Поэтесса вернулась в сиденье, довольная тем, что еще не время работать, но соседки подвинулись ближе в хитром предвкушении.
– Смотри, как интересно, – проникали они в Дышло, – стихи рожает.
– Совершенно ничего не рожаю, – обескураженно ответила поэтесса, – с чего вы взяли?
– Говорила же, что будешь на каждой остановке писать.
– На каждой, где есть достопримечательности. Газете только они нужны. А здесь их нет, как сказала Дурович.
– Как нет? – с радостным возмущением сказала Дурович. – Здесь, если хотите, столько достопримечательностей, что обыкновенностей меньше! Просто у нас времени мало! Когда нет спешки, мы тут останавливаемся на целый час!
– Правда? И что здесь самое главное? – спросила Дышло, глядя на скучную улицу.
– Самого главного отсюда не видно. Церковь Святой Троицы. Красивейшее, нежнейшее сооружение.
– Так и напишем, – довольно расхохоталась поэтесса.
Она достала из сумочки блокнот и открыла чистую страницу. Рука создала экспромт толстым, трафаретным почерком, без исправлений и долгих пауз.
Красивейшая, нежнейшая,
Церковь Святой Троицы.
Все любуются тобой,
Но с другой околицы.
Мы посмотрим на тебя,
Может, в следующий раз,
А сегодня, прости, нет,
Спешка быстрая у нас.
Приятельская свежесть охватила автобус, даже водитель заблистал из зеркальца смешными зубами.

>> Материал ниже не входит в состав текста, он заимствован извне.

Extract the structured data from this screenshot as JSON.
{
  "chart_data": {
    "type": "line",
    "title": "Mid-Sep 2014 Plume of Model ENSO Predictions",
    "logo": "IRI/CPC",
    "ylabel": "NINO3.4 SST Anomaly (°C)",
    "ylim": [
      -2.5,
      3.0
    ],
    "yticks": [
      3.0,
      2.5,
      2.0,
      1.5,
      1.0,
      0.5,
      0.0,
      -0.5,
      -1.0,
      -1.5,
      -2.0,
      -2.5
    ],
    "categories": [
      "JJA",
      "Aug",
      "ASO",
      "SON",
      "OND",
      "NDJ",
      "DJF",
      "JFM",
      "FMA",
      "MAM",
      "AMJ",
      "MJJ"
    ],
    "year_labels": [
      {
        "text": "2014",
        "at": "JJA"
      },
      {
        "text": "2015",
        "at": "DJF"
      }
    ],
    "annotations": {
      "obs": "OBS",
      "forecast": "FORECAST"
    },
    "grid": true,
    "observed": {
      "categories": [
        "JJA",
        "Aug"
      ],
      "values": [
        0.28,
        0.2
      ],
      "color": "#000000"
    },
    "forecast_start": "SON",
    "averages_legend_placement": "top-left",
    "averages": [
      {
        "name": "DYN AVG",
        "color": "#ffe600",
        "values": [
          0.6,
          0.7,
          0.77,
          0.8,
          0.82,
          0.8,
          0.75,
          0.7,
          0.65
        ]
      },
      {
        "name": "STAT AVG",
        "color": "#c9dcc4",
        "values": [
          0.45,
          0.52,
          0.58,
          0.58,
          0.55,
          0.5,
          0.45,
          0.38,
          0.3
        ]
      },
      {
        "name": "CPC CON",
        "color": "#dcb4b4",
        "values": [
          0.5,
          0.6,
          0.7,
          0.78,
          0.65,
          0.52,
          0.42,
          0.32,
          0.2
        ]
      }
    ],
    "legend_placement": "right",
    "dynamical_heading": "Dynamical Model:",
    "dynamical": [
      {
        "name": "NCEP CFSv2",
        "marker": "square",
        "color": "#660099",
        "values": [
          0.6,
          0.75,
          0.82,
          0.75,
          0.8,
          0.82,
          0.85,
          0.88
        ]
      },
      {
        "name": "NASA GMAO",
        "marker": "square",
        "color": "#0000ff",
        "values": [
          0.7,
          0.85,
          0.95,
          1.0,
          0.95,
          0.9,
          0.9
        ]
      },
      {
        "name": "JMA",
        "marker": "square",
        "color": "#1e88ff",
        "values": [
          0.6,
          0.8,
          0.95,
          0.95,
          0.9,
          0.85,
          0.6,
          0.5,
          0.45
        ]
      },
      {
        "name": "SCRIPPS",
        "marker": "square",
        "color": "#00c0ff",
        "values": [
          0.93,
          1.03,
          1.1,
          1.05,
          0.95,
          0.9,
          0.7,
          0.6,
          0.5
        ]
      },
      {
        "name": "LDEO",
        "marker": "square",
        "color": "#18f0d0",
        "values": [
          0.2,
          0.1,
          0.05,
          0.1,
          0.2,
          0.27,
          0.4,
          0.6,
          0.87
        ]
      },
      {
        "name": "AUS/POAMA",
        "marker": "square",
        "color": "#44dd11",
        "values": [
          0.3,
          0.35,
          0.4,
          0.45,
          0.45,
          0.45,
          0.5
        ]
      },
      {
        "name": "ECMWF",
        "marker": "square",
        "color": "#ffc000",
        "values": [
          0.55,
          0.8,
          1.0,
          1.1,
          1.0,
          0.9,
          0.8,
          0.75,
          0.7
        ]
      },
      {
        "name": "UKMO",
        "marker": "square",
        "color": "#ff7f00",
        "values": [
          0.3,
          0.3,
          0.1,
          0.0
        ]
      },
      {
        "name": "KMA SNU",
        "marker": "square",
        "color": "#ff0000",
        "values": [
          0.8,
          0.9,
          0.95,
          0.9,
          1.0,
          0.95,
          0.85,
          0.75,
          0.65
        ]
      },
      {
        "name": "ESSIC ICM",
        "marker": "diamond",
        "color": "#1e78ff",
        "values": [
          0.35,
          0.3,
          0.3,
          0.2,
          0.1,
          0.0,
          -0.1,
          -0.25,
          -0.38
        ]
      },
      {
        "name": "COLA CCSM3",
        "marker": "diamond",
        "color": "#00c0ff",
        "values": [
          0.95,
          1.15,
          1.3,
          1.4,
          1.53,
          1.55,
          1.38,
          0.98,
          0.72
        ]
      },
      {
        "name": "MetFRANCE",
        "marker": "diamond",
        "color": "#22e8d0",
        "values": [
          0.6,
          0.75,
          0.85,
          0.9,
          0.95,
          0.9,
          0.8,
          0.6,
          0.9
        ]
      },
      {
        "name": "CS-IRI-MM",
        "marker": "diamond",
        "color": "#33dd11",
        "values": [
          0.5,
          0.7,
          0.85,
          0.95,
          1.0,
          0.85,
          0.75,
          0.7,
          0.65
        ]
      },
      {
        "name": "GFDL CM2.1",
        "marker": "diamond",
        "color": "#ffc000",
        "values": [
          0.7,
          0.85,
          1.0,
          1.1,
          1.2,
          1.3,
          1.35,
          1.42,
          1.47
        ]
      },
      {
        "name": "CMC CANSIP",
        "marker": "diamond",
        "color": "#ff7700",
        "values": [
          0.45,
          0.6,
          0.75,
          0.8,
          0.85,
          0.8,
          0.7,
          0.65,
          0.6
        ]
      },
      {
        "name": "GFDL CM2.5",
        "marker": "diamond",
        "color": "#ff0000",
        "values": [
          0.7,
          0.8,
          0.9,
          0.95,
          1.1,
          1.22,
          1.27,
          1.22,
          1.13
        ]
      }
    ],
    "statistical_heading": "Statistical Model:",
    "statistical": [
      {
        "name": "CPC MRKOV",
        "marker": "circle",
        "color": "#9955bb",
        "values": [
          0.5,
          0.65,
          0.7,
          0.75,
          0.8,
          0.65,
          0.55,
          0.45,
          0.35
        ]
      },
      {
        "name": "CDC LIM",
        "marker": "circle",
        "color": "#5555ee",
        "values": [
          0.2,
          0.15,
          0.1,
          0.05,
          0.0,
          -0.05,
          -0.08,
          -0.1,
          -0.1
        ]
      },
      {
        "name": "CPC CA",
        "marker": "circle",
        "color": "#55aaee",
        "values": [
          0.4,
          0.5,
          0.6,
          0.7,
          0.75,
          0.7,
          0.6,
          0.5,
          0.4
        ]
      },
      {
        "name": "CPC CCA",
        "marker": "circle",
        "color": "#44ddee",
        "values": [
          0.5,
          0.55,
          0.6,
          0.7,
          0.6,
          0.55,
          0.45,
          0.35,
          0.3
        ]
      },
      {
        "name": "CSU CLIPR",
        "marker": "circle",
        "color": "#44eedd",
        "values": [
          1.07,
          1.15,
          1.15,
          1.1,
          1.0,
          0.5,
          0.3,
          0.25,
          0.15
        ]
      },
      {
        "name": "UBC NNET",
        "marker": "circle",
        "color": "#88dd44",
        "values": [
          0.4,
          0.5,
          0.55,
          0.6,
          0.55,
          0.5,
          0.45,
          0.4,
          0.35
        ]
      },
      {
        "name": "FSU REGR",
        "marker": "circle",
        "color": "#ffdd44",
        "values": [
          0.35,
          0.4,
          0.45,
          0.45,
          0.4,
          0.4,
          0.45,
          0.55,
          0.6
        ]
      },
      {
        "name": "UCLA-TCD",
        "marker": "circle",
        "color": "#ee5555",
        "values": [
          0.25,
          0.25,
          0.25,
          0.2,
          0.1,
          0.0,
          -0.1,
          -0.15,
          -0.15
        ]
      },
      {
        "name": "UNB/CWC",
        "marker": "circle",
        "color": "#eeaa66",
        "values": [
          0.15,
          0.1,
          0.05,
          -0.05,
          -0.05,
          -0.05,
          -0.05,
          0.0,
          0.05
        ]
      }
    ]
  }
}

– Отлично! Здорово! Какой удивительный талант! – посыпались на голову поэтессе восхищения.
Стихотворение было повторено коллективом. В каждом отрывке кто-нибудь непременно находил свою особенную красоту. Дышло тихо радовалась успеху, довольная, что отважилась начать раньше срока. Ей всегда тяжело начать, потому что страшно написать непрофессиональный стих.

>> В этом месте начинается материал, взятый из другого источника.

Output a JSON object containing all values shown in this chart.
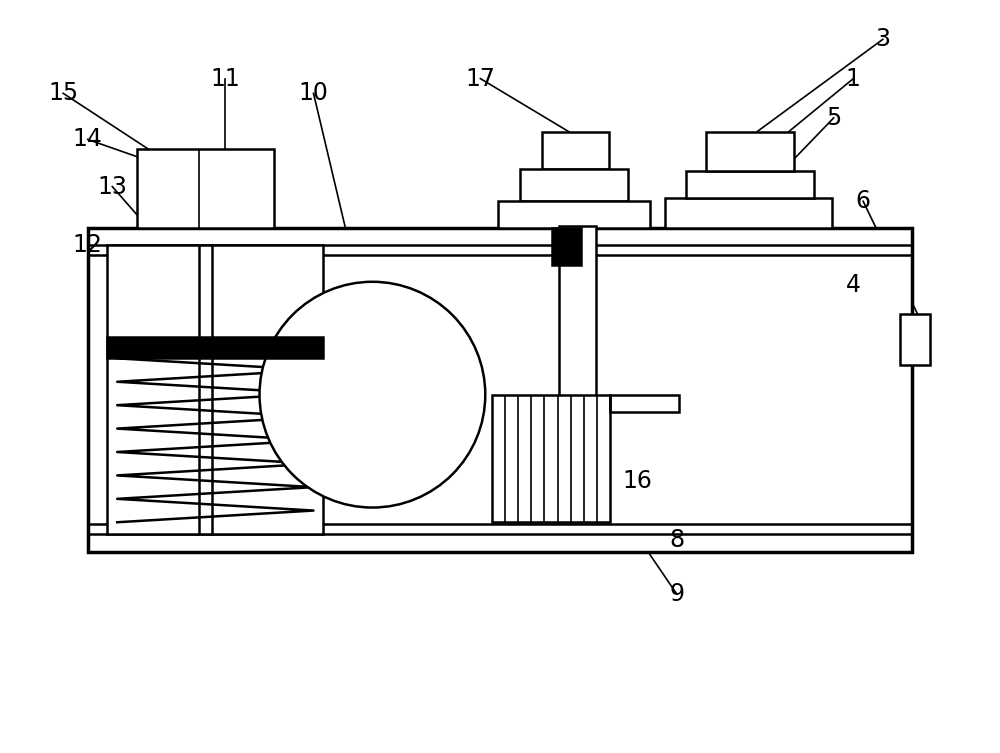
{
  "bg_color": "#ffffff",
  "line_color": "#000000",
  "lw": 1.8,
  "lw_thick": 2.5,
  "lw_thin": 1.2,
  "fig_width": 10.0,
  "fig_height": 7.53,
  "dpi": 100
}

– Теперь шеф будет доволен, – хвасталась она соседке по сиденью, работнице снабжения Грибнюк. – Рассказ об экскурсии получится еще больше, чем я планировала. А то мы никогда не знаем, чем заполнить газету.
Грибнюк похахатывала – ей тоже часто случается придумывать себе работу.

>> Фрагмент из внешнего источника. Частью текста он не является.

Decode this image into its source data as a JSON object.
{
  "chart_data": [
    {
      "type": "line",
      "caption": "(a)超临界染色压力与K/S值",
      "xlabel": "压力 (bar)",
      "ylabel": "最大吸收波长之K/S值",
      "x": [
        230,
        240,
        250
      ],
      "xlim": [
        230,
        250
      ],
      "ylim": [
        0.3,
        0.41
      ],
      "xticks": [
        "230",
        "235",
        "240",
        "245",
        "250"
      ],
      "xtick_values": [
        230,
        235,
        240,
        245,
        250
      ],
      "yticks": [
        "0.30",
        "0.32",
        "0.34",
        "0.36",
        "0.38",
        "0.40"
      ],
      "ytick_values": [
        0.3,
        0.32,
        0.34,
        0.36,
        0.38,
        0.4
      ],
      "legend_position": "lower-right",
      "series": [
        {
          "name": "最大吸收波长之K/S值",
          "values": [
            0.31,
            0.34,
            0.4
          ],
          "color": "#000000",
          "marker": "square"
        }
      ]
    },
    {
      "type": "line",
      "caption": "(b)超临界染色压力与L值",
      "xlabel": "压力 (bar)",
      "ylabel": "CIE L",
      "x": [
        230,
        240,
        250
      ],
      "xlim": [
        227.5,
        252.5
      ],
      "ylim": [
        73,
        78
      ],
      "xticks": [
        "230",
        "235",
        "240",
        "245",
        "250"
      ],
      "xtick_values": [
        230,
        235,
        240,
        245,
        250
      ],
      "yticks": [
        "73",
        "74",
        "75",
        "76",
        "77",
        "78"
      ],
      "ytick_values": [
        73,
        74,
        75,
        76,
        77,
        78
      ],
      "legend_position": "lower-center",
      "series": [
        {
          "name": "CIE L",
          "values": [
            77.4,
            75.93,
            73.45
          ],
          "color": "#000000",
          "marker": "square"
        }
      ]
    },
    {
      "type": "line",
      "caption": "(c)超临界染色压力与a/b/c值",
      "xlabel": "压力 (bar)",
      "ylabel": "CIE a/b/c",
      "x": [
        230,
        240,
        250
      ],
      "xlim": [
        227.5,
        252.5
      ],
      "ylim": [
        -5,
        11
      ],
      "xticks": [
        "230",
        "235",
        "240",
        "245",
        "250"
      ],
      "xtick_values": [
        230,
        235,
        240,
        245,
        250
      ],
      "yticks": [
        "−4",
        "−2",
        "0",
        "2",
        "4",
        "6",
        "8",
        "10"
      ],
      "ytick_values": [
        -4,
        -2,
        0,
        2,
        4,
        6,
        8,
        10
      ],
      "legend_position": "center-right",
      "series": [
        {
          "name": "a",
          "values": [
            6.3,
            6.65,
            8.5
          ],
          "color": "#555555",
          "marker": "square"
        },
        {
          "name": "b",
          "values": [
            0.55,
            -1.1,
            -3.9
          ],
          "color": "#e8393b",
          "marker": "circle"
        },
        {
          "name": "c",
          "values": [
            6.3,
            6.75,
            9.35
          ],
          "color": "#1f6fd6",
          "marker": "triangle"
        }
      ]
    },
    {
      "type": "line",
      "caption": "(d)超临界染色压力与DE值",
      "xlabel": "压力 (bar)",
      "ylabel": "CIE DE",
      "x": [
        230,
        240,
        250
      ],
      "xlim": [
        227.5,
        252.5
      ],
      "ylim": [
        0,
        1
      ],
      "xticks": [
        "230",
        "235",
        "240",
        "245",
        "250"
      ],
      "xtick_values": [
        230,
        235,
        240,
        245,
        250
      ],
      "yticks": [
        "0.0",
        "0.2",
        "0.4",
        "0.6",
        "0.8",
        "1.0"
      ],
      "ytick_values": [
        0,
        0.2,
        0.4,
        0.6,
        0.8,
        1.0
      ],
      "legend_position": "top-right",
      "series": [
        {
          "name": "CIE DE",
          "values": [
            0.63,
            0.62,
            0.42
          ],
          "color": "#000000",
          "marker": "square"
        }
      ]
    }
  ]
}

Нехотя вращая пружинистые колеса, автобус потащился по песку. Вдруг из крутящегося горизонта домов взошел крест, и Дурович ожила:
– Вот! Вот она видна! Церковь Святой Троицы!
Люди обвешали левую половину стекол, на поэтессу вскарабкался ребенок крановщицы Бенько. Крест был маленький и далекий, он то немного показывал свое здание, то снова убирал. Вскоре городу наскучило мелькать, он спрятался и снял крест. Общее впечатление осталось, что церковь хуже стиха. Пассажиры заскучали и стали мечтать о следующем экспромте.
– Церковь Святого Архангела Михаила, – поставленным голосом сказала Дурович. – Уникальная постройка оборонительного типа, культурная ценность. Содержит православную святыню. Шестнадцатый век. Готика.
Автобус пшикнул и раскрылся. Экскурсия вывернулась из него на землю и окружила церковь, разминая затвердевшие в долгой езде зады.
Дурович рассказывала легенду, беспрерывно теряя людей, и закончила ее одной себе. Дышло степенно шагала вдоль забора, лениво поглядывая на всплывающие церковные ракурсы, за ней ступали несколько шутливых почитательниц. Кроме искусных витражей, поэтесса ничего особенного в церкви не отметила. Намного лучше были живущие в бойницах ласточки, которые счастливо щебетали и иногда взлетали, красуясь перед родней.
Внутри злое обаяние церкви-крепости распалось, разинув цветное солнце витражей и чувственные деревянные иконостасы. Женщины натянули платки и юбки и обглядывали иконы. Смотря на святыню, никто не понял, что это именно она. Поэтесса расположилась на лавочке возле церкви и уверенно записала в блокнот следующие слова:
О, Церковь Святого
Архангела Михаила!
Твоя дивная осанка
Меня к месту пригвоздила!
Так в тебе хорошо
Помахать кадилом!
Кто построил тебя?
Где его могила?
Безымянного творца
Слава обделила!
Стих, а особенно его последние строки, необыкновенно понравились Дышло. Она выразила в своей ветреной лирике мысль, что случается редко, и была очень собой довольна. Она любовалась стихами и несколько раз прочитала их людям вслух.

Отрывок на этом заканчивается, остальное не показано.